January 17, 2022
Streaming video aims to grow its subscriber bases in 2022 by focusing on markets beyond North America and Western Europe and diversifying content offering, according to new data from Ampere Analysis.
The London-based research firm contends that post-pandemic, with content production back up to full speed, a large quantity of new scripted shows and movies is expected in the next months and platforms seek to broaden their subscriber markets globally with localized content.
With services such as Paramount+, HBO Max, Peacock and Disney+ expanding international rollouts this year, Netflix at the end of 2021 was present in more than 33% of all Western European homes, and Amazon Prime in more than 20%. Hollywood studio streaming services are rushing to enter new markets to carve out market share. Disney+ is set to expand its presence in Europe, Middle East and Africa this summer, while HBO Max is eyeing Eastern Europe. Similarly, Paramount+ and Peacock via Comcast-owned Sky are working together to enter the Eastern European market.
Ampere’s consumer data shows that, particularly in large emerging markets, such as India, there is a high engagement with local TV shows and films.
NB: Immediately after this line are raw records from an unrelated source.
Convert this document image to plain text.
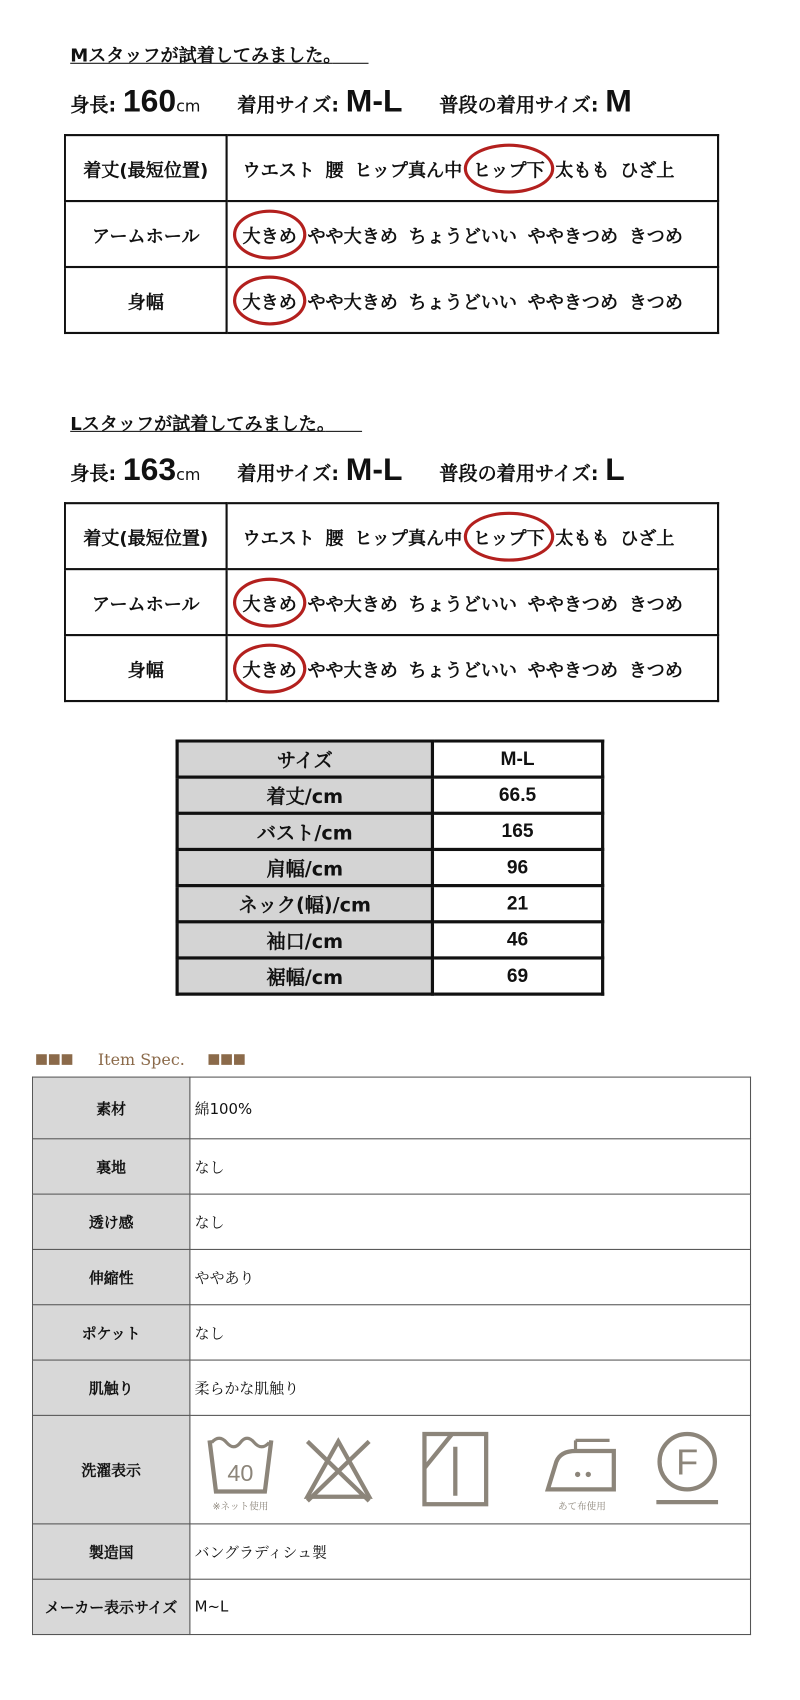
Mスタッフが試着してみました。
身長: 160cm 着用サイズ: M-L 普段の着用サイズ: M
着丈(最短位置)	ウエスト 腰 ヒップ真ん中 ヒップ下 太もも ひざ上
アームホール	大きめ やや大きめ ちょうどいい ややきつめ きつめ
身幅	大きめ やや大きめ ちょうどいい ややきつめ きつめ
Lスタッフが試着してみました。
身長: 163cm 着用サイズ: M-L 普段の着用サイズ: L
着丈(最短位置)	ウエスト 腰 ヒップ真ん中 ヒップ下 太もも ひざ上
アームホール	大きめ やや大きめ ちょうどいい ややきつめ きつめ
身幅	大きめ やや大きめ ちょうどいい ややきつめ きつめ
サイズ	M-L
着丈/cm	66.5
バスト/cm	165
肩幅/cm	96
ネック(幅)/cm	21
袖口/cm	46
裾幅/cm	69
Item Spec.
素材	綿100%
裏地	なし
透け感	なし
伸縮性	ややあり
ポケット	なし
肌触り	柔らかな肌触り
洗濯表示	40
※ネット使用 あて布使用
F

製造国	バングラディシュ製
メーカー表示サイズ	M~L
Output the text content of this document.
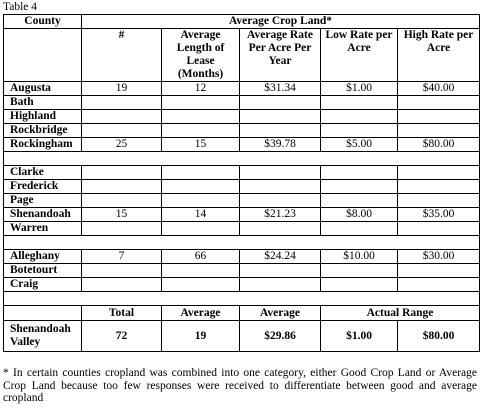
Table 4
County	Average Crop Land*				
	#	Average Length of Lease (Months)	Average Rate Per Acre Per Year	Low Rate per Acre	High Rate per Acre
Augusta	19	12	$31.34	$1.00	$40.00
Bath					
Highland					
Rockbridge					
Rockingham	25	15	$39.78	$5.00	$80.00

Clarke					
Frederick					
Page					
Shenandoah	15	14	$21.23	$8.00	$35.00
Warren					

Alleghany	7	66	$24.24	$10.00	$30.00
Botetourt					
Craig					

	Total	Average	Average	Actual Range	
Shenandoah Valley	72	19	$29.86	$1.00	$80.00
* In certain counties cropland was combined into one category, either Good Crop Land or Average Crop Land because too few responses were received to differentiate between good and average cropland
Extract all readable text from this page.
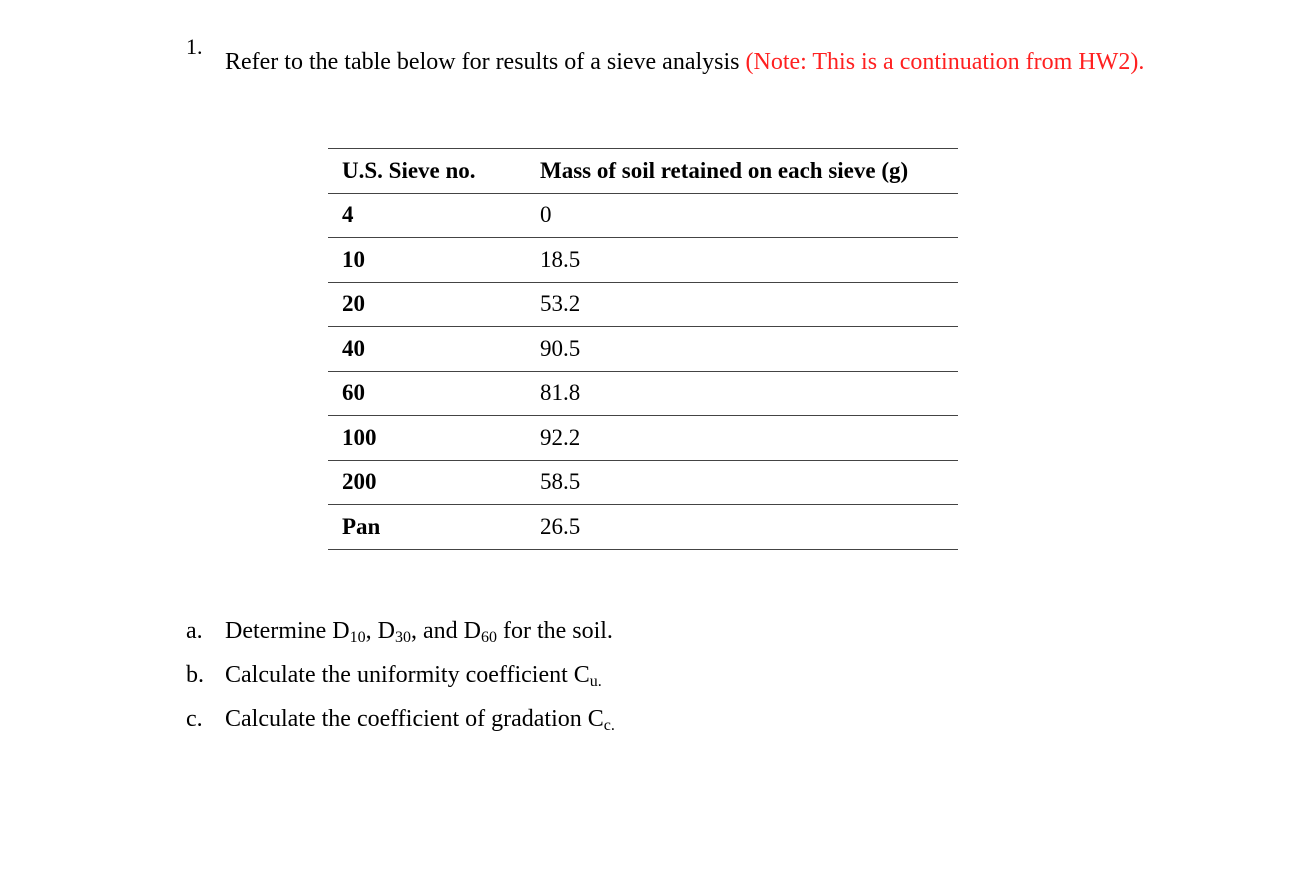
1.
Refer to the table below for results of a sieve analysis (Note: This is a continuation from HW2).
U.S. Sieve no.	Mass of soil retained on each sieve (g)
4	0
10	18.5
20	53.2
40	90.5
60	81.8
100	92.2
200	58.5
Pan	26.5
a. Determine $D_{10}$, $D_{30}$, and $D_{60}$ for the soil.
b. Calculate the uniformity coefficient $C_{u.}$
c. Calculate the coefficient of gradation $C_{c.}$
As a result, companies like Netflix and Amazon Prime are beginning to tap into local content production hubs to create content capable of attracting new customers and also maintaining their current subscriber bases. As SVOD platforms continue to diversify their content offerings, targeting different markets, Ampere expects more partnerships with local independent production companies.
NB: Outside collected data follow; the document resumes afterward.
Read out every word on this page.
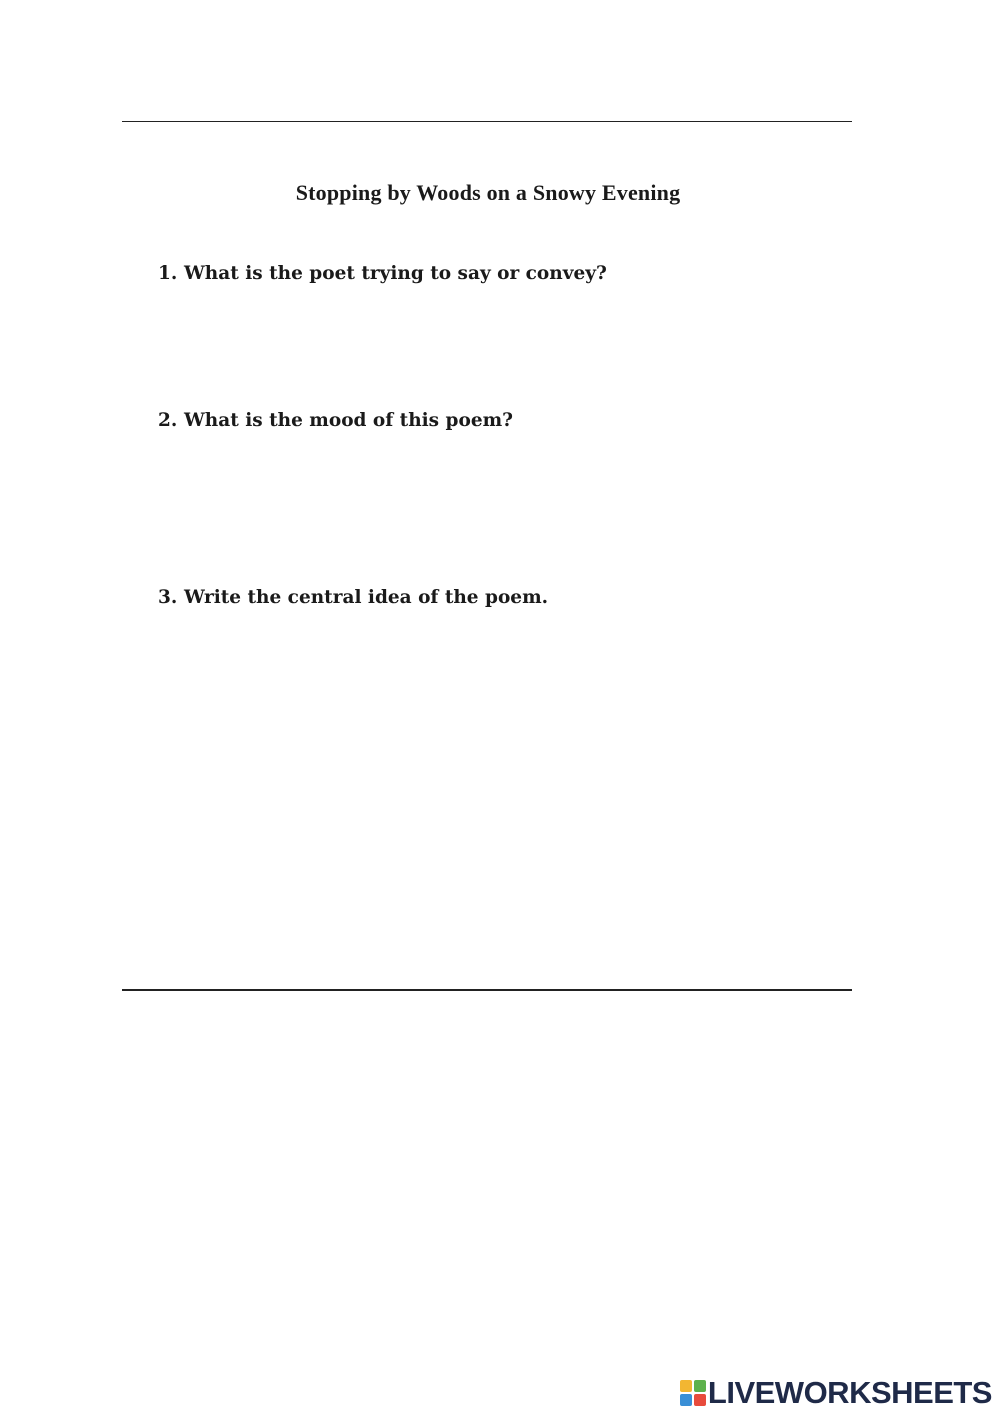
Stopping by Woods on a Snowy Evening
1. What is the poet trying to say or convey?
2. What is the mood of this poem?
3. Write the central idea of the poem.
LIVEWORKSHEETS
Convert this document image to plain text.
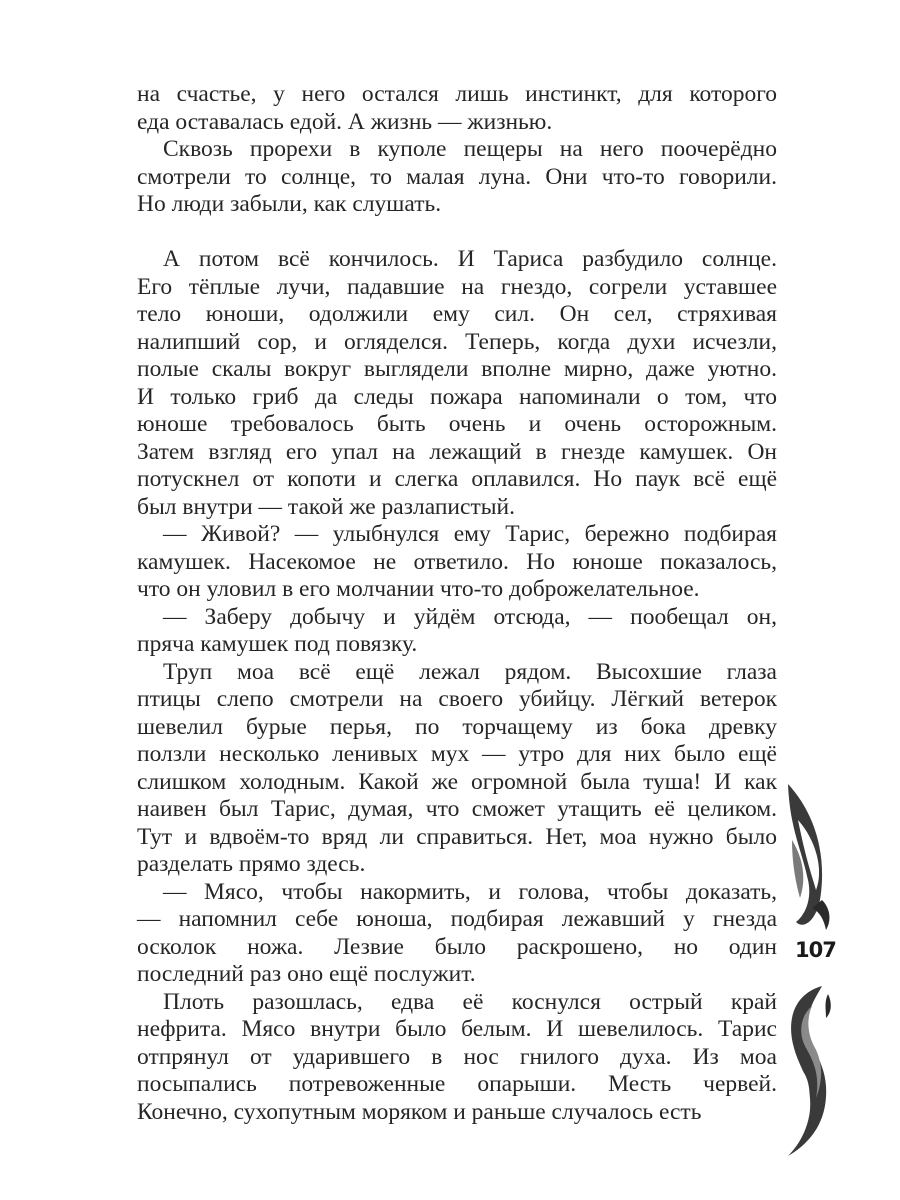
на счастье, у него остался лишь инстинкт, для которого
еда оставалась едой. А жизнь — жизнью.
Сквозь прорехи в куполе пещеры на него поочерёдно
смотрели то солнце, то малая луна. Они что-то говорили.
Но люди забыли, как слушать.
А потом всё кончилось. И Тариса разбудило солнце.
Его тёплые лучи, падавшие на гнездо, согрели уставшее
тело юноши, одолжили ему сил. Он сел, стряхивая
налипший сор, и огляделся. Теперь, когда духи исчезли,
полые скалы вокруг выглядели вполне мирно, даже уютно.
И только гриб да следы пожара напоминали о том, что
юноше требовалось быть очень и очень осторожным.
Затем взгляд его упал на лежащий в гнезде камушек. Он
потускнел от копоти и слегка оплавился. Но паук всё ещё
был внутри — такой же разлапистый.
— Живой? — улыбнулся ему Тарис, бережно подбирая
камушек. Насекомое не ответило. Но юноше показалось,
что он уловил в его молчании что-то доброжелательное.
— Заберу добычу и уйдём отсюда, — пообещал он,
пряча камушек под повязку.
Труп моа всё ещё лежал рядом. Высохшие глаза
птицы слепо смотрели на своего убийцу. Лёгкий ветерок
шевелил бурые перья, по торчащему из бока древку
ползли несколько ленивых мух — утро для них было ещё
слишком холодным. Какой же огромной была туша! И как
наивен был Тарис, думая, что сможет утащить её целиком.
Тут и вдвоём-то вряд ли справиться. Нет, моа нужно было
разделать прямо здесь.
— Мясо, чтобы накормить, и голова, чтобы доказать,
— напомнил себе юноша, подбирая лежавший у гнезда
осколок ножа. Лезвие было раскрошено, но один
последний раз оно ещё послужит.
Плоть разошлась, едва её коснулся острый край
нефрита. Мясо внутри было белым. И шевелилось. Тарис
отпрянул от ударившего в нос гнилого духа. Из моа
посыпались потревоженные опарыши. Месть червей.
Конечно, сухопутным моряком и раньше случалось есть
107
Despite the growth in the number of these partnerships, the competition within the market has intensified, particularly between the platforms, whose need for exclusive original content has led to an increase in the volume of brand-new scripted shows being commissioned.
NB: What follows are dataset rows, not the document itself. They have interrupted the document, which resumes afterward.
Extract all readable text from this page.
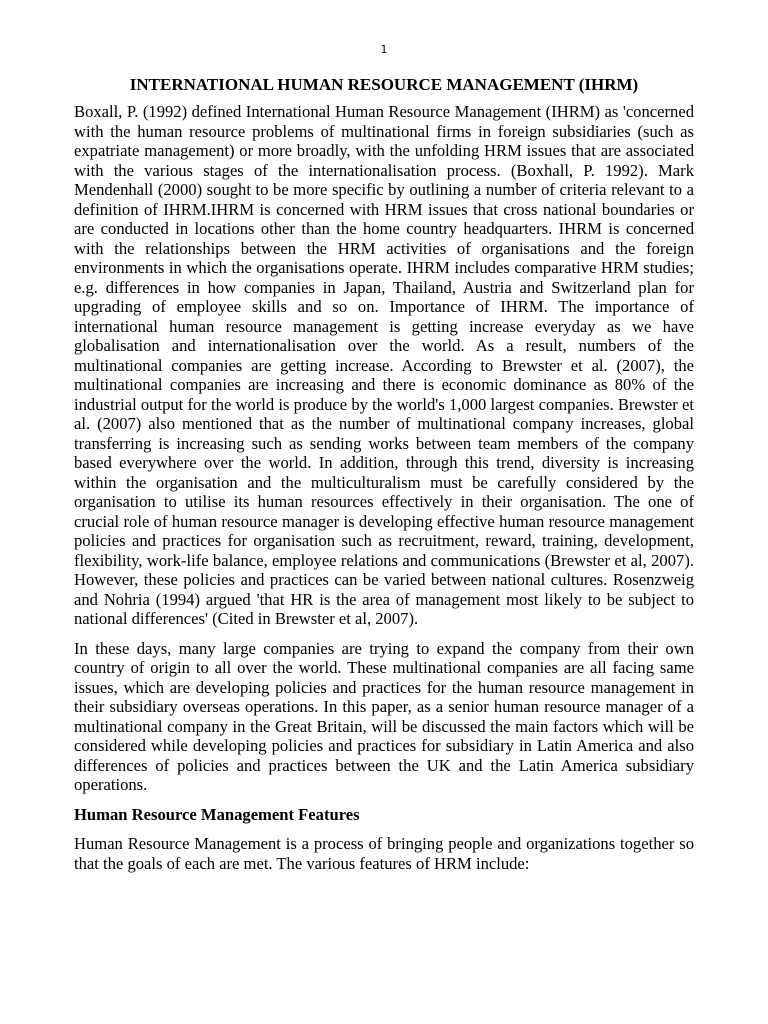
1
INTERNATIONAL HUMAN RESOURCE MANAGEMENT (IHRM)

Boxall, P. (1992) defined International Human Resource Management (IHRM) as 'concerned with the human resource problems of multinational firms in foreign subsidiaries (such as expatriate management) or more broadly, with the unfolding HRM issues that are associated with the various stages of the internationalisation process. (Boxhall, P. 1992). Mark Mendenhall (2000) sought to be more specific by outlining a number of criteria relevant to a definition of IHRM.IHRM is concerned with HRM issues that cross national boundaries or are conducted in locations other than the home country headquarters. IHRM is concerned with the relationships between the HRM activities of organisations and the foreign environments in which the organisations operate. IHRM includes comparative HRM studies; e.g. differences in how companies in Japan, Thailand, Austria and Switzerland plan for upgrading of employee skills and so on. Importance of IHRM. The importance of international human resource management is getting increase everyday as we have globalisation and internationalisation over the world. As a result, numbers of the multinational companies are getting increase. According to Brewster et al. (2007), the

multinational companies are increasing and there is economic dominance as 80% of the industrial output for the world is produce by the world's 1,000 largest companies. Brewster et al. (2007) also mentioned that as the number of multinational company increases, global transferring is increasing such as sending works between team members of the company based everywhere over the world. In addition, through this trend, diversity is increasing within the organisation and the multiculturalism must be carefully considered by the organisation to utilise its human resources effectively in their organisation. The one of crucial role of human resource manager is developing effective human resource management policies and practices for organisation such as recruitment, reward, training, development, flexibility, work-life balance, employee relations and communications (Brewster et al, 2007). However, these policies and practices can be varied between national cultures. Rosenzweig and Nohria (1994) argued 'that HR is the area of management most likely to be subject to national differences' (Cited in Brewster et al, 2007).

In these days, many large companies are trying to expand the company from their own country of origin to all over the world. These multinational companies are all facing same issues, which are developing policies and practices for the human resource management in their subsidiary overseas operations. In this paper, as a senior human resource manager of a multinational company in the Great Britain, will be discussed the main factors which will be considered while developing policies and practices for subsidiary in Latin America and also differences of policies and practices between the UK and the Latin America subsidiary operations.

Human Resource Management Features

Human Resource Management is a process of bringing people and organizations together so that the goals of each are met. The various features of HRM include:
After the slowing of releasing over the last 18 months due to the pandemic, consumers can expect a large quantity of high-quality scripted shows landing in market over the course of the next 12 to 18 months, according to Ampere. There is already evidence of this in the U.S., where the volume of scripted shows released reached pre-pandemic levels for the first time in October 2021, crowding the weekly release schedules.
“Back in 2019, around two thirds of Netflix releases occurred on a Friday, ahead of weekend viewing,” Richard Cooper, research director at Ampere, said in a statement. “In 2021, the proportion of shows releasing on a Friday dropped to around 50%, with Wednesdays and Thursdays gaining in popularity. Now, with an average of three scripted shows releasing every week, Netflix will be increasingly dominant across the weekly schedule.”
As companies grow their original slates, Ampere expects content spend to continue the upward trajectory it has shown over the past few years, with global spending on acquired, original and sport content set to hit roughly $240 billion by the end of 2022, a 6% uplift compared to 2021.
Ampere suggests that streamers will be responsible for more than 20% of global content spending this year. Content investment from AVOD services, which are growing rapidly in reach across many markets, still remains relatively low as much of the content available on these platforms is licensed non-exclusively with linear channels or other streaming services. However, some AVOD services like The Roku Channel are investing in original content.
Sports has been a strong contributor to content spending growth in the past decade and Ampere expects that this industry will represent an important part of content spend expansion over the next five years. Although sports rights remain a local market, with some downward pressure on top-tier rights, as competitions become more visible overseas, there are more chances for international commercial growth, especially for European soccer.
Ampere expects that in 2022 the English Premier League will become the first major national competition that will generate more revenue from international TV deals than its domestic pacts.
The Premier League’s international revenue has more than tripled in the last decade and now represents around 47% of the total broadcast revenue. Domestic deals are expected to stay the same for another cycle until 2025, at just over $2 billion per season, whereas new international deals — such as the recent deal with NBCUniversal (Peacock) in the U.S., for a reported $450 million per season — are set to take the international TV revenue up to around $2.4 billion from 2022, according to Ampere, thus making up 54% of the total revenue generated from broadcasting fees this year.
In the video games sector, Ampere expects that Sony will outsell Microsoft 2-to-1 in 2022, with 18 million unit sales of PlayStation 5 consoles and 9 million unit sales of Xbox Series consoles, although the best-selling console in the market will be the Nintendo Switch family of devices, at 21 million units, driven by demand for the new Nintendo Switch OLED.
In addition, games content subscription services are increasingly important not just to console players, but also the wider gaming sector. These services, which offer a catalog of games for a monthly fee, will grow by 27% across North America and Europe in 2022 to reach $4.7 billion in consumer spending.